Matthew 9.35 Jesus went through all the towns and villages, teaching in their synagogues, preaching the good news of the kingdom and healing every disease and sickness. 36 When he saw the crowds, he had compassion on them, because they were harassed and helpless, like sheep without a shepherd. 37 Then he said to his disciples, “The harvest is plentiful but the workers are few. 38 Ask the Lord of the harvest, therefore, to send out workers into his harvest field.”
If you go back and read before this passage, you’ll see 15 different stories of Jesus doing this: teaching people, preaching the gospel, and healing people. And the whole thing is motivated by compassion, because, like it says here, they were “harassed and helpless like sheep without a shepherd.”
What happens to sheep without a shepherd?
They get eaten by wolves, or, like the ones I saw at Shepherd of the Ozarks in 2004, they fall off cliffs and die slowly in a shallow creek, despite the repeated efforts of rifle-toting leadership on 4-wheelers trying to end its misery.

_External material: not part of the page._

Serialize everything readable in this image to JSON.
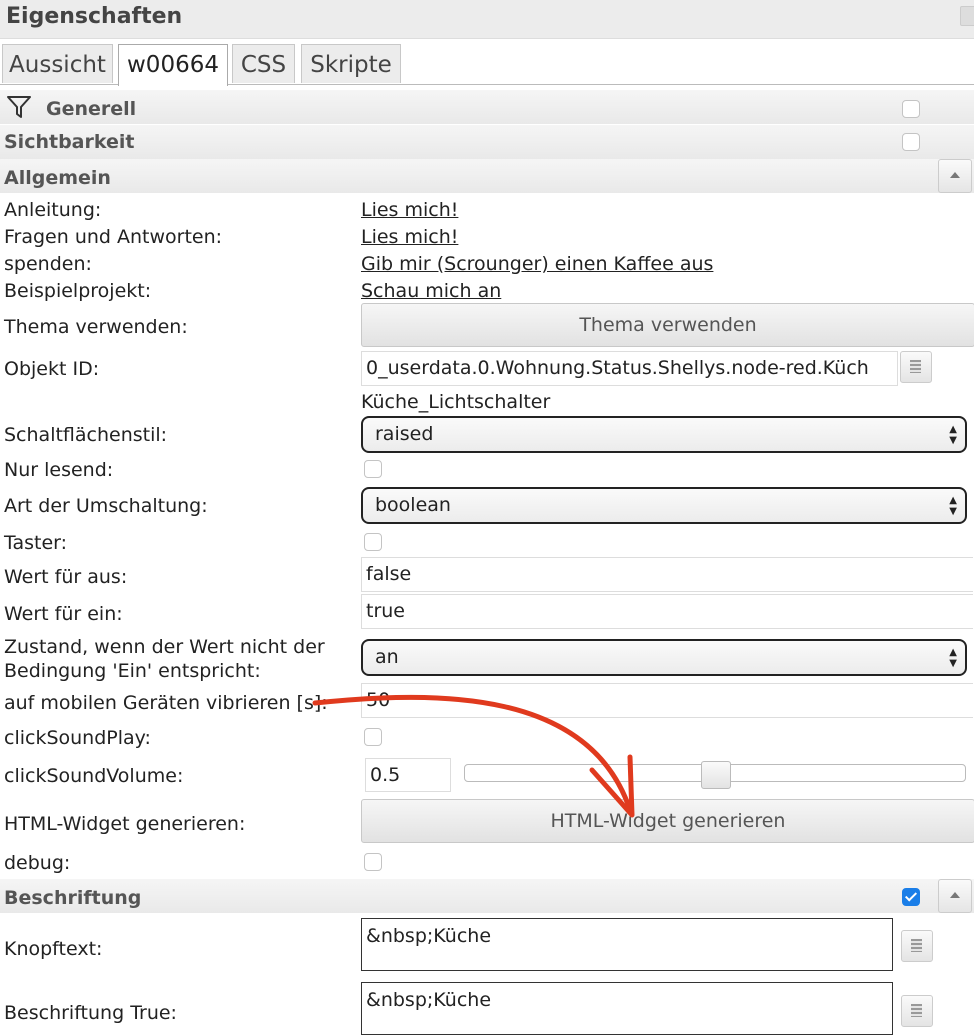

We’re just like this and the people around us are just like this: like sheep without a shepherd. But God, moved by compassion, sent Jesus to be our Good Shepherd. That means Jesus leads us to know Him. Jesus leads us to accept His forgiveness from the cross. Jesus heals what’s broken in us. And Jesus does that because He, too, was moved by compassion.
So what is compassion?
“Love in action.” The word used in the Bible literally means “to be moved in the inward parts,” that is, your heart is moved, you feel emotion, you feel this electricity in your gut that compels you to move.
It’s an emotion and an action. If it was just an emotion, it wouldn’t be love in action. It would sympathy. If it was just “doing good,” love doesn’t have to be part of that equation (it can be duty or community service hours or getting a tax break…)
But compassion is love in action. You feel an emotion that moves you towards people who are broken, hurting, or in need, and you do something about that need.